US fiscal cliff talks continue between the US leaders. Markets are apprehensive that the American lawmakers would fail to reach a consensus as the years draws to a close. A year-end fiscal budget expiry, without the lawmakers’ intervention, would initiate $600 billion-worth of tax hikes and spending cuts which would affect most Americans.
Commodities
Gold started off Monday in a very tight trading session, but eventually the week precipitated into a decline of $42 and $36 on Tuesday and Thursday, respectively. The sharp drop blasted November’s lows and price headed towards the lower $1,600s. Further weakness could hurl price further down to the multi-year triple bottom in the $1,520s. Bulls must defend this level at all cost.

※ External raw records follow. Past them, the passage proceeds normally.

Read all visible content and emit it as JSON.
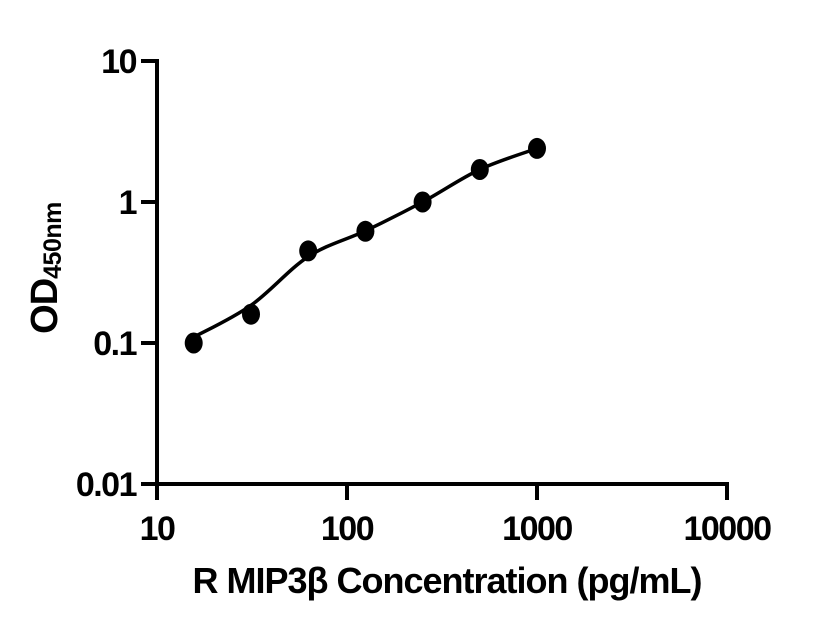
{
  "figure": {
    "background": "#ffffff"
  },
  "chart_data": {
    "type": "scatter",
    "title": "",
    "xlabel": "R MIP3β Concentration (pg/mL)",
    "ylabel_main": "OD",
    "ylabel_sub": "450nm",
    "x_scale": "log",
    "y_scale": "log",
    "xlim": [
      10,
      10000
    ],
    "ylim": [
      0.01,
      10
    ],
    "x_ticks": [
      "10",
      "100",
      "1000",
      "10000"
    ],
    "y_ticks": [
      "10",
      "1",
      "0.1",
      "0.01"
    ],
    "grid": false,
    "legend": null,
    "axis_color": "#000000",
    "series": [
      {
        "name": "fit-curve",
        "type": "line",
        "color": "#000000",
        "points": [
          {
            "x": 15.6,
            "y": 0.11
          },
          {
            "x": 31.25,
            "y": 0.185
          },
          {
            "x": 62.5,
            "y": 0.41
          },
          {
            "x": 125,
            "y": 0.625
          },
          {
            "x": 250,
            "y": 1.0
          },
          {
            "x": 500,
            "y": 1.7
          },
          {
            "x": 1000,
            "y": 2.4
          }
        ]
      },
      {
        "name": "standard-points",
        "type": "scatter",
        "marker": "filled-circle",
        "color": "#000000",
        "points": [
          {
            "x": 15.6,
            "y": 0.1
          },
          {
            "x": 31.25,
            "y": 0.16
          },
          {
            "x": 62.5,
            "y": 0.45
          },
          {
            "x": 125,
            "y": 0.62
          },
          {
            "x": 250,
            "y": 1.0
          },
          {
            "x": 500,
            "y": 1.7
          },
          {
            "x": 1000,
            "y": 2.4
          }
        ]
      }
    ]
  }
}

Oil made a stronger performance in the first four days of the week, clinching the coveted $90.00 level in the process. Price reached new highs, around $90.51, but the move received no follow-through from other buyers, prompting price to recede lower by more than $2 on Friday. Oil is still mired in a multi-month consolidation but buyers seem to be getting more aggressive. $93.50 is the next key target once $91.00 yields to the bulls.
Currencies
EURUSD started off Monday in quiet mode, before powering 160 pips higher mid-week and busting through 1.3300 and topping out at 1.3307. With the holidays in the horizon, bulls were unable to cement their control of this level, capping price on Wednesday and Thursday. Weakness and thinner liquidity led to further decline on Friday, with the pair closing the week just 18 pips higher from the weekly open. The pair is bullish but buyers would aim for a yearly close above the April’s high around 1.3270 to give the bulls a further boost during 2013’s start.
The inability of USDJPY to fill the gap created during the start of the week is a nervous premonition for bears. The LDP landslide win in last Sunday’s elections also added insult to injury. The week’s close was slightly lower than the open, but despite this the pair is undeniably in bullish territory with the weekly close boasting of being the highest since May 2011. The bulls are poised to break the long-term and wide range if they could rise above April 2011’s 85.52 high. This is the near-term target in the coming weeks.
GBPUSD was also bullish in the first three days of this week, printing a double top and stopping just 3 pips shy of touching September’s 1.6308 high. Bears took advantage of this weakness and drove price lower in one fell swoop on Friday, diving 130 pips with majority of the drop done in just 7 hours. With Friday’s trading, the week ended virtually unchanged. Price could drift much lower from here, but it is still in the court of the bulls unless the 1.6000/1.6200 yields.
The Week Ahead
The market is pretty much on holiday for the first three days of the coming week, hence traders could expect a light economic week ahead and into the new year.
On Wednesday, Bank of Japan would be out with its Monetary Policy Meeting Minutes. The United States will release Standard & Poor’s Case-Shiller House Price Index, which is expected to tick higher for the fifth straight month. The Fed’s Richmond Manufacturing Index is estimated to come in at 12, better than November’s reading.
There would be a bit more news on Thursday but the most notable ones comes from the US in the form of the Conference Board’s Consumer Confidence, Unemployment Claims, and New Home Sales.
For Friday, Japan will have a little spate of news releases such as Manufacturing PMI, Household Spending, CPI, Retail Sales, Unemployment Rate, and the preliminary reading of Industrial Production. Italy will announce the result of its 10-year bond auction. Meanwhile, the US will release US Pending Home Sales, Chicago PMI, Natural Gas Storage, and Crude Oil Inventories.